The From: box should already have in it the sender -- your investment company.  Two boxes below that you'll see Subject:

type eStatement

then click

Test Search

This is important.  It helps you make sure your criteria are catching all of the messages you're trying to filter and, possibly more important, none of the message you don't want to filter.  Just review the list of messages that show up to make sure they're all what you want.

Then click:

Next Step

Here you decide what to do with these messages.  I don't read the eStatements as they come in, but I like to review them if I get a chance.  As a result, I want them out of my inbox, labelled "investments" and marked as read (so they don't add to my already depressing unread count.  To do that, use these options:
check "Skip the Inbox (Archive it) 
check "Mark as read" 
check "Apply the label: and select "investments" from the drop-down menu (or select "New label" and create it) 
If you have a few of these messages in your inbox, they should be listed below the filter.  To handle all of them:

check "Also apply filter to x conversations below"

Finally, click
Create Filter
Have two investment accounts (or whatever kind of message you're filtering)?  Apply the same filter to both.  In the From: box:

  • parenthesis around the from address
  • add a space
  • type OR (all caps)
  • add a space
  • type the second from address in perenthesis

The From: box should look like this: (senderone@email.com) OR (sendertwo@smail.com).

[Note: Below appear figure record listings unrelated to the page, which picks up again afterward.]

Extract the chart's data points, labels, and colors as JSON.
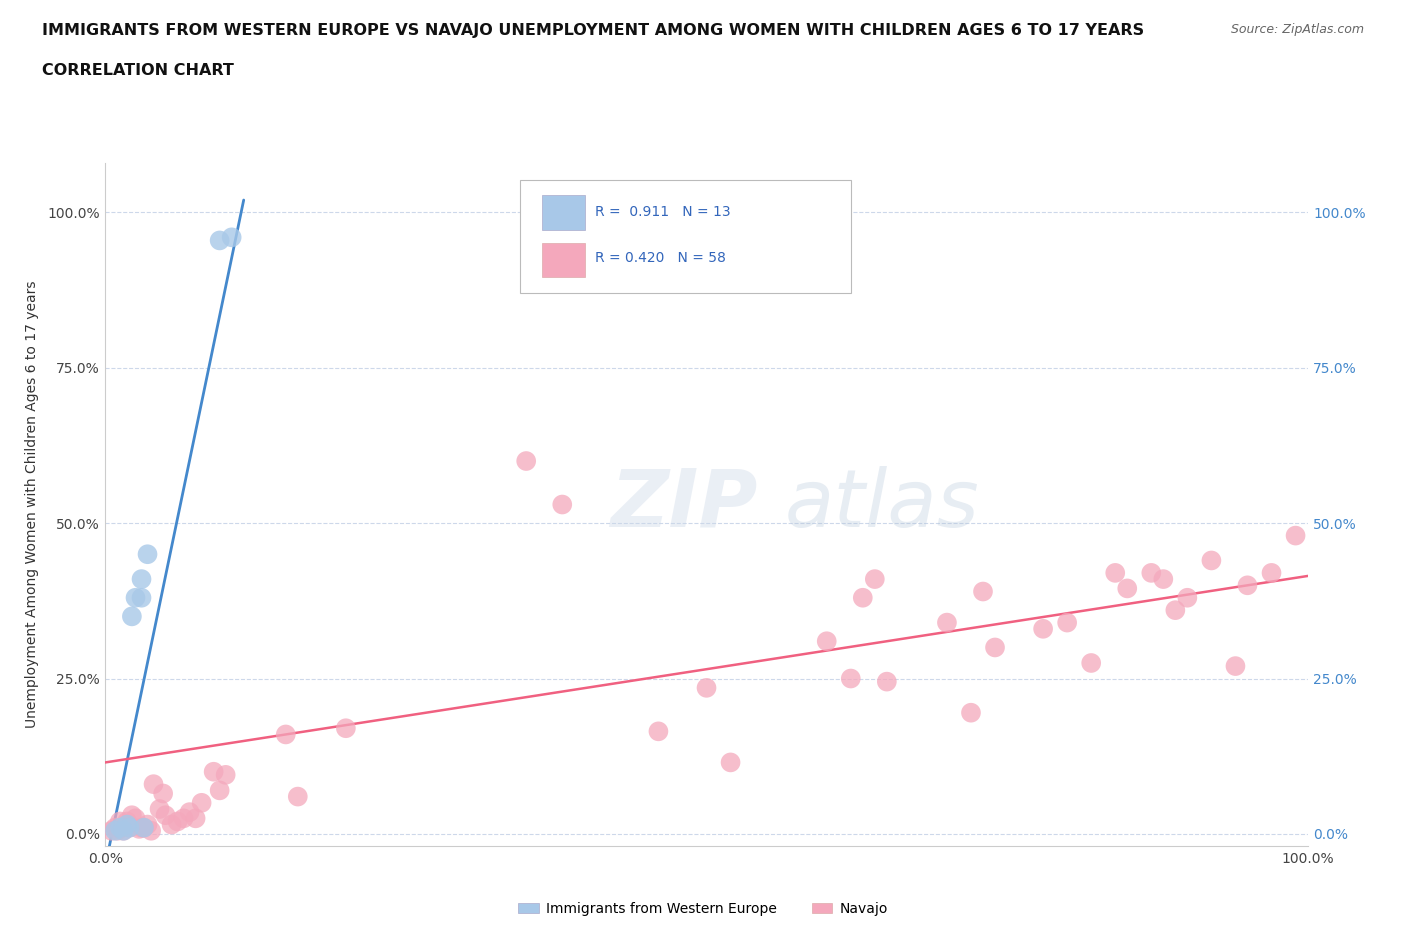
{
  "title_line1": "IMMIGRANTS FROM WESTERN EUROPE VS NAVAJO UNEMPLOYMENT AMONG WOMEN WITH CHILDREN AGES 6 TO 17 YEARS",
  "title_line2": "CORRELATION CHART",
  "source_text": "Source: ZipAtlas.com",
  "ylabel": "Unemployment Among Women with Children Ages 6 to 17 years",
  "xlim": [
    0.0,
    1.0
  ],
  "ylim": [
    -0.02,
    1.08
  ],
  "ytick_labels": [
    "0.0%",
    "25.0%",
    "50.0%",
    "75.0%",
    "100.0%"
  ],
  "ytick_values": [
    0.0,
    0.25,
    0.5,
    0.75,
    1.0
  ],
  "blue_R": "0.911",
  "blue_N": "13",
  "pink_R": "0.420",
  "pink_N": "58",
  "blue_color": "#a8c8e8",
  "pink_color": "#f4a8bc",
  "blue_line_color": "#4488cc",
  "pink_line_color": "#f06080",
  "bg_color": "#ffffff",
  "grid_color": "#c8d4e8",
  "legend_label_blue": "Immigrants from Western Europe",
  "legend_label_pink": "Navajo",
  "blue_scatter_x": [
    0.008,
    0.012,
    0.015,
    0.018,
    0.02,
    0.022,
    0.025,
    0.03,
    0.03,
    0.032,
    0.035,
    0.095,
    0.105
  ],
  "blue_scatter_y": [
    0.005,
    0.01,
    0.005,
    0.015,
    0.01,
    0.35,
    0.38,
    0.38,
    0.41,
    0.01,
    0.45,
    0.955,
    0.96
  ],
  "blue_line_x": [
    0.0,
    0.115
  ],
  "blue_line_y": [
    -0.05,
    1.02
  ],
  "pink_line_x": [
    0.0,
    1.0
  ],
  "pink_line_y": [
    0.115,
    0.415
  ],
  "pink_scatter_x": [
    0.005,
    0.008,
    0.01,
    0.012,
    0.015,
    0.018,
    0.02,
    0.022,
    0.025,
    0.028,
    0.03,
    0.032,
    0.035,
    0.038,
    0.04,
    0.045,
    0.048,
    0.05,
    0.055,
    0.06,
    0.065,
    0.07,
    0.075,
    0.08,
    0.09,
    0.095,
    0.1,
    0.15,
    0.16,
    0.2,
    0.35,
    0.38,
    0.46,
    0.5,
    0.52,
    0.6,
    0.62,
    0.63,
    0.64,
    0.65,
    0.7,
    0.72,
    0.73,
    0.74,
    0.78,
    0.8,
    0.82,
    0.84,
    0.85,
    0.87,
    0.88,
    0.89,
    0.9,
    0.92,
    0.94,
    0.95,
    0.97,
    0.99
  ],
  "pink_scatter_y": [
    0.005,
    0.01,
    0.005,
    0.02,
    0.005,
    0.02,
    0.01,
    0.03,
    0.025,
    0.008,
    0.01,
    0.01,
    0.015,
    0.005,
    0.08,
    0.04,
    0.065,
    0.03,
    0.015,
    0.02,
    0.025,
    0.035,
    0.025,
    0.05,
    0.1,
    0.07,
    0.095,
    0.16,
    0.06,
    0.17,
    0.6,
    0.53,
    0.165,
    0.235,
    0.115,
    0.31,
    0.25,
    0.38,
    0.41,
    0.245,
    0.34,
    0.195,
    0.39,
    0.3,
    0.33,
    0.34,
    0.275,
    0.42,
    0.395,
    0.42,
    0.41,
    0.36,
    0.38,
    0.44,
    0.27,
    0.4,
    0.42,
    0.48
  ]
}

Now the filter will handle email from both senders.



A Few Technical Details
Gmail gives you a standard set of filter options:

  • From:
  • To:
  • Subject:
  • Has the Words:
  • Doesn't Have:

If you use more than one of them, it treat the two criteria as ANDs, i.e. the filter happens if the message meets both of the conditions you enter.

So, if you enter

From: sender at email.com

then

Subject: funny

the filter will apply to messages from sender@email.com that also have "funny" in the subject line.

Any words you include in the Subject: box will be used as criteria; you don't have to include the entire subject line.  If you want to include more than one word, you can just enter them.  If you want a sequence of words to be exact, put the sequence within quotation marks.  If you want to include message that specifically don't include a word in the subject line, put a dash before the work as in: -urgent.

Rather than typing OR between two conditions, you can just put || between them.  That's two vertical bars.

1 comment:

Mike said...

Informative post! I will certainly share with my friends. If you want to include more than one word, you can just enter them. If you want a sequence of words to be exact, put the sequence within quotation marks.